Treasury Regulations for section 6103(n), Disclosure of Return Information in Connection with Written Contracts Among the IRS, Whistleblowers, and Legal Representatives of Whistleblowers, were finalized today.  The finalized regulations are essentially what were put in place in March of 2008 with a few slight language tweaks.  The regulation had to be finalized now because the temporary regulation authorizing disclosure contracts with whistleblowers expired on March 24th, 2011.  However, as a practical matter, the expiration of the temporary regulations does not make much of a difference, as the IRS is not entering into these contracts because of either extreme caution bordering on neglect, a failure of internal communication, or both. 

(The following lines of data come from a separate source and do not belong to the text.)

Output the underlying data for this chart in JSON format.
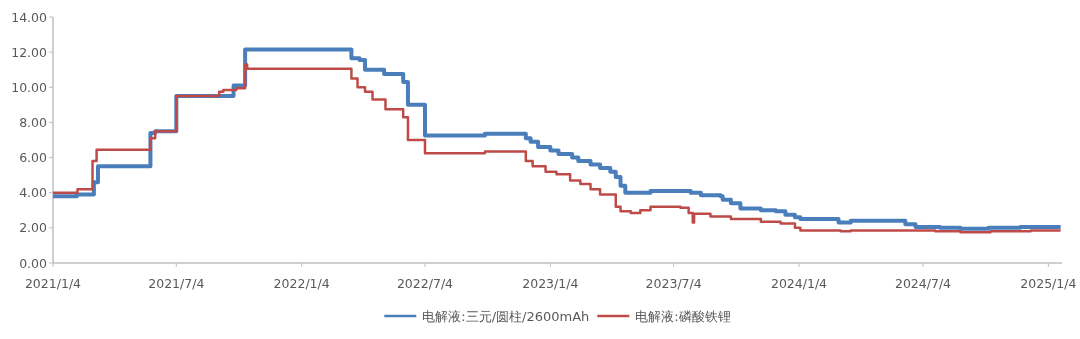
{
  "chart_data": {
    "type": "step",
    "xlim": [
      "2021-01-04",
      "2025-01-24"
    ],
    "xticks": [
      {
        "value": "2021-01-04",
        "label": "2021/1/4"
      },
      {
        "value": "2021-07-04",
        "label": "2021/7/4"
      },
      {
        "value": "2022-01-04",
        "label": "2022/1/4"
      },
      {
        "value": "2022-07-04",
        "label": "2022/7/4"
      },
      {
        "value": "2023-01-04",
        "label": "2023/1/4"
      },
      {
        "value": "2023-07-04",
        "label": "2023/7/4"
      },
      {
        "value": "2024-01-04",
        "label": "2024/1/4"
      },
      {
        "value": "2024-07-04",
        "label": "2024/7/4"
      },
      {
        "value": "2025-01-04",
        "label": "2025/1/4"
      }
    ],
    "ylim": [
      0,
      14
    ],
    "yticks": [
      {
        "value": 0,
        "label": "0.00"
      },
      {
        "value": 2,
        "label": "2.00"
      },
      {
        "value": 4,
        "label": "4.00"
      },
      {
        "value": 6,
        "label": "6.00"
      },
      {
        "value": 8,
        "label": "8.00"
      },
      {
        "value": 10,
        "label": "10.00"
      },
      {
        "value": 12,
        "label": "12.00"
      },
      {
        "value": 14,
        "label": "14.00"
      }
    ],
    "grid": false,
    "legend": "bottom",
    "series": [
      {
        "name": "电解液:三元/圆柱/2600mAh",
        "color": "#4a7ebb",
        "x": [
          "2021-01-04",
          "2021-02-08",
          "2021-03-05",
          "2021-03-11",
          "2021-05-27",
          "2021-06-03",
          "2021-07-04",
          "2021-09-26",
          "2021-10-13",
          "2022-03-18",
          "2022-03-30",
          "2022-04-07",
          "2022-05-05",
          "2022-06-02",
          "2022-06-09",
          "2022-07-04",
          "2022-09-30",
          "2022-11-29",
          "2022-12-06",
          "2022-12-17",
          "2023-01-04",
          "2023-01-16",
          "2023-02-05",
          "2023-02-14",
          "2023-03-04",
          "2023-03-18",
          "2023-04-02",
          "2023-04-10",
          "2023-04-17",
          "2023-04-24",
          "2023-05-31",
          "2023-07-29",
          "2023-08-13",
          "2023-09-11",
          "2023-09-14",
          "2023-09-26",
          "2023-10-10",
          "2023-11-09",
          "2023-12-01",
          "2023-12-15",
          "2023-12-29",
          "2024-01-06",
          "2024-03-02",
          "2024-03-20",
          "2024-06-08",
          "2024-06-23",
          "2024-07-29",
          "2024-08-28",
          "2024-10-08",
          "2024-11-24",
          "2025-01-22"
        ],
        "values": [
          3.8,
          3.9,
          4.6,
          5.5,
          7.4,
          7.5,
          9.5,
          10.1,
          12.15,
          11.65,
          11.55,
          11.0,
          10.75,
          10.3,
          9.0,
          7.25,
          7.35,
          7.1,
          6.9,
          6.6,
          6.4,
          6.2,
          6.0,
          5.8,
          5.6,
          5.4,
          5.2,
          4.9,
          4.4,
          4.0,
          4.1,
          4.0,
          3.85,
          3.8,
          3.6,
          3.4,
          3.1,
          3.0,
          2.95,
          2.75,
          2.6,
          2.5,
          2.3,
          2.4,
          2.2,
          2.05,
          2.0,
          1.95,
          2.0,
          2.05,
          2.05
        ]
      },
      {
        "name": "电解液:磷酸铁锂",
        "color": "#be4b48",
        "x": [
          "2021-01-04",
          "2021-02-09",
          "2021-03-03",
          "2021-03-09",
          "2021-05-27",
          "2021-06-03",
          "2021-07-04",
          "2021-09-05",
          "2021-09-11",
          "2021-09-30",
          "2021-10-13",
          "2021-10-16",
          "2022-03-18",
          "2022-03-27",
          "2022-04-07",
          "2022-04-18",
          "2022-05-07",
          "2022-06-02",
          "2022-06-09",
          "2022-07-04",
          "2022-09-30",
          "2022-11-29",
          "2022-12-09",
          "2022-12-28",
          "2023-01-13",
          "2023-02-02",
          "2023-02-17",
          "2023-03-04",
          "2023-03-18",
          "2023-04-10",
          "2023-04-17",
          "2023-05-02",
          "2023-05-16",
          "2023-05-31",
          "2023-07-14",
          "2023-07-26",
          "2023-08-01",
          "2023-08-03",
          "2023-08-27",
          "2023-09-26",
          "2023-11-09",
          "2023-12-08",
          "2023-12-29",
          "2024-01-06",
          "2024-03-05",
          "2024-03-20",
          "2024-07-22",
          "2024-08-28",
          "2024-10-11",
          "2024-12-09",
          "2025-01-22"
        ],
        "values": [
          4.0,
          4.2,
          5.8,
          6.45,
          7.1,
          7.5,
          9.5,
          9.75,
          9.85,
          9.95,
          11.3,
          11.05,
          10.5,
          10.0,
          9.75,
          9.3,
          8.75,
          8.3,
          7.0,
          6.25,
          6.35,
          5.8,
          5.5,
          5.2,
          5.05,
          4.7,
          4.5,
          4.2,
          3.9,
          3.2,
          2.95,
          2.85,
          3.0,
          3.2,
          3.15,
          2.85,
          2.3,
          2.8,
          2.65,
          2.5,
          2.35,
          2.25,
          2.0,
          1.85,
          1.8,
          1.85,
          1.8,
          1.75,
          1.8,
          1.85,
          1.85
        ]
      }
    ]
  }
}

As of March 14, 2011, not even a single section 6103(n) disclosure contract has been entered into with a whistleblower.  Let’s break that down by year since such agreements were authorized in the original Temporary Regulations:

 

2008

2009

2010

2011

Number of 6103(n) Agreements

0

0

0

0

 

The IRS is simply squandering the opportunity to make the best and highest use of the insiders that Congress was seeking when it amended section 7623 in December of 2006.  Some of the schemes we have presented to the IRS are extremely complex, with a labyrinth of layers and steps put in place just to make it harder to figure out. Even though we do our best to break down such schemes factually and legally in our initial submission to the IRS so that they have a roadmap of how to attack the abusive scheme, they have still refused the additional ongoing help we offered.  In several of our cases, the IRS has even gone to the extreme of having the field ask questions to the taint review team, who then asks questions to the tax whistleblower, and then the taint review team relays the answers to the field.  We engage in this grown-up game of operator because no one in the IRS knows who can and should be setting up section 6103(n) agreements.

The complaint that the IRS is squandering the opportunity to work directly with whistleblowers to work through the tax avoidance schemes has been voiced before.  On October 22, 2010, Gregory Lynam and Scott Knott, Tax Partners at The Ferraro Law Firm and contributors to this blog, were interviewed by the Government Accounting Office (“GAO”) as part of an audit they were doing of the IRS Whistleblower Program resulting from Senator Grassley’s scathing letter to Secretary Geithner criticizing the whistleblower guidance published in the Internal Revenue Manual on June 18, 2010.  The main criticism of the IRS Whistleblower Program Lynam and Knott reported to the GAO was the failure to enter into a single section 6103(n) agreement with a whistleblower, which is preventing the IRS from getting the benefit of two-way communications with knowledgeable insiders that Congress had hoped for to prevent tax avoidance.  We’ll see if the results of the GOA audit (which is expected to be completed this summer) or the finalization of these regulations make any difference.